As described above, the laser length-measuring device 6 can obtain an output only at the focal position on the object side, so that the Z-axis with high precision can be obtained.
Axial length measurement accuracy can be obtained, and a wide measurement range can be obtained by moving the laser length measuring device 6 in the Z axis direction by the Z stage 4. Therefore, the three-dimensional shape of the target object 3 is highly accurately measured by measuring the plane shape of the target object 3 by the measuring device main body using image processing and measuring the height of the target object 3 by the laser length measuring device 6. It can be measured.

Of course, the measuring instrument main body may be for two-dimensional measurement without the function of measuring the dimension in the Z-axis direction.

[0020]

According to the three-dimensional measuring apparatus of the present invention, the plane shape of the object can be measured with high accuracy by the main body of the three-dimensional measuring apparatus using image processing, and the object can be measured by the laser length measuring device. The height of an object can be detected with high accuracy. Therefore, the dimension in the plane of the object (planar shape) and the dimension in the vertical direction (height of the object) can be detected with high accuracy.

Further, there is an advantage that the measuring range is wide and it is hardly affected by the shape of the object to be measured.

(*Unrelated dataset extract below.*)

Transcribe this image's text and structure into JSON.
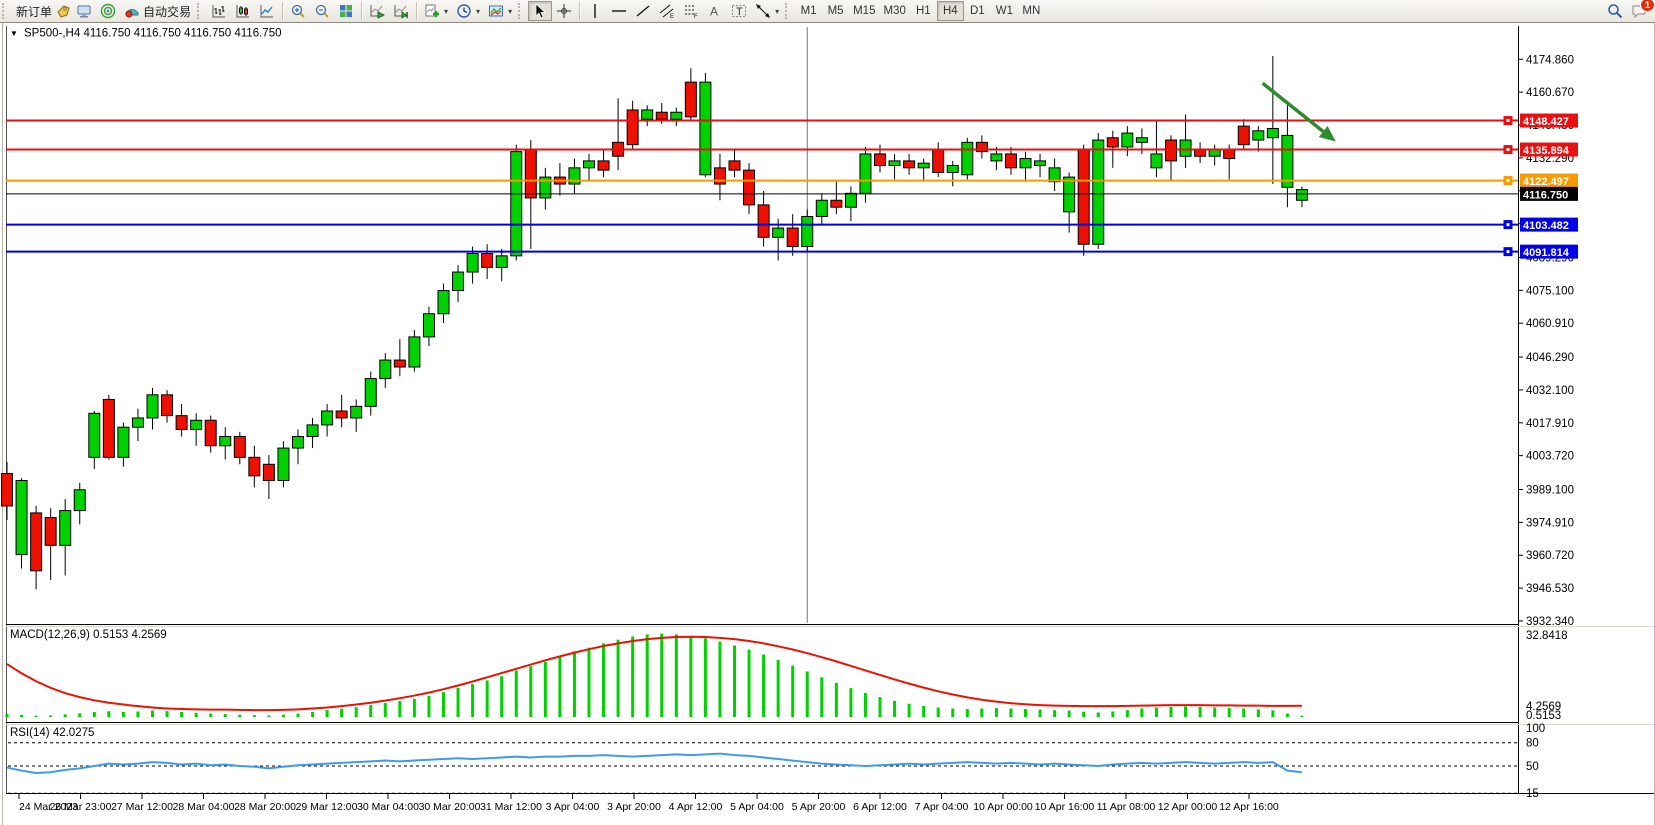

[Brief description of drawings]

FIG. 1 is a schematic configuration diagram showing a three-dimensional measuring apparatus according to an embodiment of the present invention.

FIG. 2 is a principle diagram of a confocal reflection type optical system.

FIG. 3 is a schematic perspective view showing the configuration of the above laser length measuring device.

FIG. 4 is a front view showing a dedicated Z-axis length measuring machine in a conventional three-dimensional measuring apparatus.

FIG. 5A is a perspective view showing a state in which a slit light is applied to an object, and FIG. 5B is a view showing a light pattern displayed on a monitor.

FIG. 6A is a front view showing a Z-axis length measuring dedicated machine in another conventional three-dimensional measuring apparatus, and FIG. 6B is a schematic view showing the internal structure thereof.

[Explanation of reference numerals] 3 object 4 Z stage 5 CCD camera for image processing 6 laser length measuring device 7 image processing operation unit

Continued Front Page (72) Inventor Kitanaka Orthodox, 10 Odoroncho, Hanazono, Ukyo-ku, Kyoto City Omron Corporation

Claims (1)

[Claims] 1. A measuring device body using image processing, a laser length measuring device using a confocal reflection type optical system, and an object-side focal position of the laser length measuring device scanning in a length measuring direction of the laser length measuring device. A three-dimensional measuring device including a means for causing the measurement.